We got accidentally splashed all over the media in January this year after innocently giving an interview to the friend of a friend for the Cambridge News. You can read the Cambridge News article Why I decided to raise my son ‘gender neutral’ – be aware that I stupidly said I didn’t need copy approval as this was going to be a time-consuming process done over the phone. I was sorry afterwards! (And also notice the URL, which isn’t the same as the headline…)
Having turned down an offer of £5,000 from the Mail on Sunday, I told our story in my own words (at their standard freelance rate) for The Times. You’ll need to subscribe to read it as they have a paywall. Read the Times article here – by the way, it does reveal Sasha’s sex.
I wrote further articles in response to comments, as well as continuing to write random theatre, opera and book reviews, and random rants, for my blog – Beckblog. I have been a magazine editor and sub-editor, so I’m a fairly experienced writer and would love to write more around these issues, but I’m unlikely to want to sign my name to anything written by somebody else.
We also appeared on ITV’s news programme Daybreak – this links to an excerpt on YouTube. We did lots of radio, as it’s a medium we like – Kieran did PM on Radio 4, I did the Jeremy Vine Show on Radio 2, and asked along Adrienne Burgess of the Fatherhood Institute (which I used to work for) as back-up, and then Kieran and I both appeared on the World Service’s Newshour (during which I said the word ‘willy’ live on air…) We’re increasingly thinking about gender-neutral partnerships as a factor in gender-neutral parenting, and in July 2012 were invited to join a post-lecture debate about gender-neutral parenting (dubbed ‘GNP’ for the occasion – that could get confusing) for the Childhood and Youth Research Institute at Anglia Ruskin University.

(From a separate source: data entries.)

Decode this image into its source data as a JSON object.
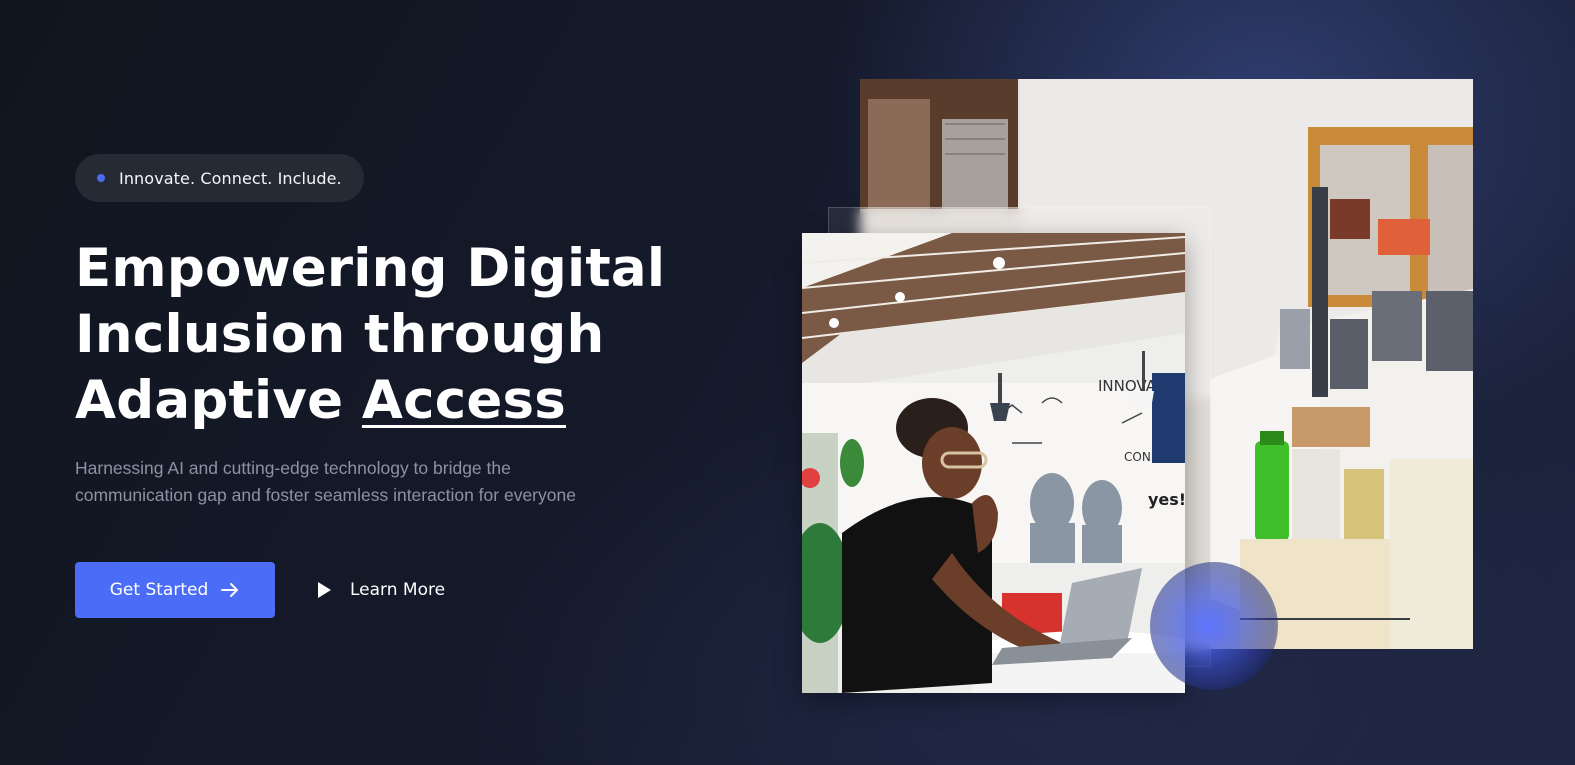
{
  "hero": {
    "badge_text": "Innovate. Connect. Include.",
    "headline_line1": "Empowering Digital",
    "headline_line2": "Inclusion through",
    "headline_line3_prefix": "Adaptive ",
    "headline_highlight": "Access",
    "subtext_line1": "Harnessing AI and cutting-edge technology to bridge the",
    "subtext_line2": "communication gap and foster seamless interaction for everyone",
    "primary_cta": "Get Started",
    "secondary_cta": "Learn More"
  },
  "media": {
    "back_image_alt": "Office workspace with desktop computers",
    "front_image_alt": "Woman working on a laptop in a coworking space",
    "mural_text_1": "INNOVA",
    "mural_text_2": "CONNECT",
    "mural_text_3": "yes!"
  },
  "colors": {
    "accent": "#4a6cf7",
    "badge_bg": "#262a35",
    "subtext": "#8c92a3"
  },
  "icons": {
    "badge": "dot-icon",
    "primary_cta": "arrow-right-icon",
    "secondary_cta": "play-icon"
  }
}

I’ve also taken part in several live radio discussions for the BBC on sex and gender issues, and am happy to consider more. I’d also be very happy, as one of the few radical feminists left in captivity, to comment on general feminist issues, if you can’t get Natasha Walter (who I was at college with) or Caitlin Moran… During a meeting of a London book group that I was invited to chair on Moran’s How to be a Woman, I ended up showing the assembled women my armpits, as none of them had seen an unshaven one before. Sheesh.
If you want to make a film to use in a documentary, please note that many different people have already asked, and one even took about an hour of footage, and none of them has yet found funding or managed to get the go-ahead for a project. We can’t help you with ideas (yes, people have asked), as video just isn’t our medium.
Here’s the press release we wrote at the time:
The truth about Sasha, the ‘gender-neutral’ five-year-old
When Sasha was born, we’d asked the midwives not to tell us whether the baby was a boy or a girl. For about half an hour, we just held the baby and got to know it.
When we announced Sasha’s birth by email to all our friends, we just said “It’s a baby!”
I tried not saying what sex Sasha was when I went to local postnatal classes, but quickly realised that people only ask because they’re trying to be nice and because there’s nothing else you can ask about a baby except its weight. Sasha had been a November baby and as soon as the weather got warm enough was frolicking around the garden with no clothes on anyway. So everyone in our village who knows us knows what sex Sasha is.
But I did write a blog about her experiences of pregnancy, childbirth and parenting (and lots of other things). Because I am a writer and editor by trade, with accessibility as a key criterion, and because writing non-sexist language is part of making copy accessible, I decided to see if it was possible to write about Sasha without using sex-specific terms. To date, I have never revealed Sasha’s sex online, in my blog ‘Beckblog’ at beckblogbeckblog.blogspot.com.
We can’t think of any way we could have “brought up little Sasha as gender-neutral” – what would that mean? What we have done is try to give our child a gender-rich environment, with toys some people might say are girls’ toys alongside those they might call boy’s toys. We’ve also tried to make sure that dolls, for example, have different skin tones so Sash doesn’t think the world is white. Kieran has a son and daughter from a previous relationship who live with us some of the time, and we have a dressing-up basket with magic wands and cutlasses, capes and and shawls, fairy wings and tiger suits, and enough tutus for everyone.
We also try not to assume that Sasha will be just like us, or that Kieran’s will be just like him, so we try not to press the children to be musical or assume they’ll go to university, setting expectations that they might not be able to fulfil.
So of course all we’re really doing is what most parents do – trying to do our very best for our children.